Stimulating brain activity, not dulling it, might be the secret of a treatment for Parkinson's disease, say neuroscientists. The therapy may soon be used to treat psychiatric disorders.
The technique, called deep brain stimulation, uses tiny buried electrodes to stimulate regions of the brain. How it works is obscure, doctors told the Society for Neuroscience meeting in Orlando, Florida.
The mild current had been thought to stifle overactive regions that cause disease. But in some cases, it may boost nerves' activity and change their firing patterns, says Jerrold Vitek of Emory University, Atlanta, who works on a monkey version of Parkinson's.

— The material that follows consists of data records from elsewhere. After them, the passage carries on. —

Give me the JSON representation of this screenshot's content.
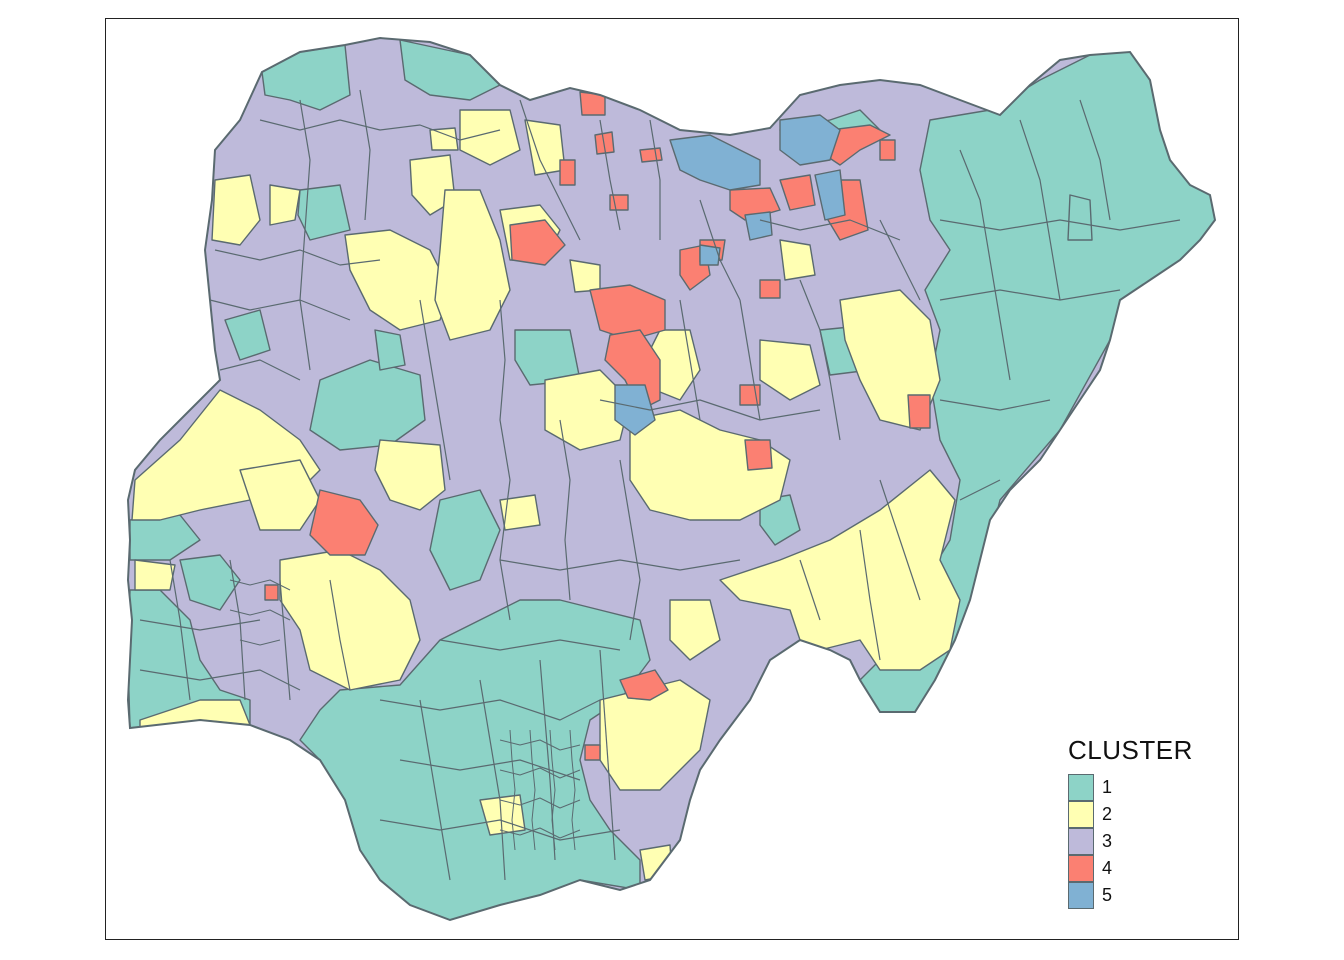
{
  "map": {
    "legend_title": "CLUSTER",
    "legend_items": [
      {
        "label": "1",
        "color": "#8DD3C7"
      },
      {
        "label": "2",
        "color": "#FFFFB3"
      },
      {
        "label": "3",
        "color": "#BEBADA"
      },
      {
        "label": "4",
        "color": "#FB8072"
      },
      {
        "label": "5",
        "color": "#80B1D3"
      }
    ],
    "border_color": "#5a6a70"
  }
}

Vitek and his colleagues implanted electrodes in monkeys' subthalamic nuclei, one of the brain regions targeted in Parkinson's treatments. The shocks were thought to reduce patients' involuntary movements by quelling another region called the globus pallidus.
In fact, stimulating the subthalamic nucleus boosted the globus pallidus. Yet the animals' symptoms improved. "When I first saw the results, I didn't believe them," says Vitek.
The team realized that, despite being more active, the globus pallidus was firing more steadily. "The regular pattern is probably the critical factor," says Vitek.
"[Electrical stimulation] knocks out the abnormality and replaces it with a new signal, " suggests Jonathan Dostrovsky of the University of Toronto, Canada, one of several other researchers to present evidence on the therapy.
Scientists at the meeting agreed that the effects of deep brain stimulation are far more complex than was once thought. Shocking one spot in the brain will affect many others, and numerous mechanisms are probably at work. "You've got to be surprised it even works," says Vitek.
Despite their ignorance, doctors are hoping to broaden the therapy to treat obsessive-compulsive disorder, epilepsy and anorexia nervosa. "We need to know what we're doing," says Robert Gross, also at Emory. "It'll enable us to be more efficient in developing new techniques."
The long-term effects of deep brain stimulation are even less clear. In June, the US National Institutes of Health set up a consortium to try to get to the root of the mechanism.